By Subrata Majumder
A significant outcome of the summit at Buenos Aires in Argentina was the temporary trade truce between USA and China. The truce has given breathing space for a consensual adjustment of trade deficit, rather than retaliations.
The US-China trade war crippled the global trade after President Trump strengthened protectionism to safeguard American job seekers from the Chinese onslaught of export. It imposed 25 percent tariff on steel and aluminium and proposed another 25 percent tariff on $200 billion imports from China, beginning from January 2019.
The trade ceasefire for 90 days gives a breathing time to China to reduce trade deficit by increasing imports of agriculture products from USA and to exit tit-for tat action by withdrawing the high tariff on American cars.

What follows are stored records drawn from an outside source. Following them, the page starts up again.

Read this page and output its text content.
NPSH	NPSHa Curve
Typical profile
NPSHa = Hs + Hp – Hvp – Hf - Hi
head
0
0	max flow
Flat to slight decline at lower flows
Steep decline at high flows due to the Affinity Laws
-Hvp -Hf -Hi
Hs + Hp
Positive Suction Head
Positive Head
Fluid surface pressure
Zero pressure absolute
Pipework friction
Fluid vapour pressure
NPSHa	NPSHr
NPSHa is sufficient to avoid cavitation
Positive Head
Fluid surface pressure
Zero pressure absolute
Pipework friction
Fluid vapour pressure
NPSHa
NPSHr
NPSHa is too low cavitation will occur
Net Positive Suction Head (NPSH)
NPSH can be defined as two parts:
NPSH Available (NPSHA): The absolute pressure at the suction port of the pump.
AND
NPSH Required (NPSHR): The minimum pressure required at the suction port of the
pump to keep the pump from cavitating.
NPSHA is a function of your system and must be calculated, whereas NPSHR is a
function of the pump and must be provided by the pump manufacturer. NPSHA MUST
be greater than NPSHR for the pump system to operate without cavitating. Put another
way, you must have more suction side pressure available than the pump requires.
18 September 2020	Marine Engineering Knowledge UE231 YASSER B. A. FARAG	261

Four factors are believed to have played a role in the softening of the trade tussle. First, it was USA’s rhetoric shift from safeguarding American jobs to contain Chinese acquisition of technological power. This would have challenged USA’s global hegemony. In a report by USTR, it was revealed that China adopted “forced” technology transfer by making market access conditional to technology transfer. At the summit, China agreed to negotiate immediately on “forced” technology transfer, intellectual property rights and cyber threats.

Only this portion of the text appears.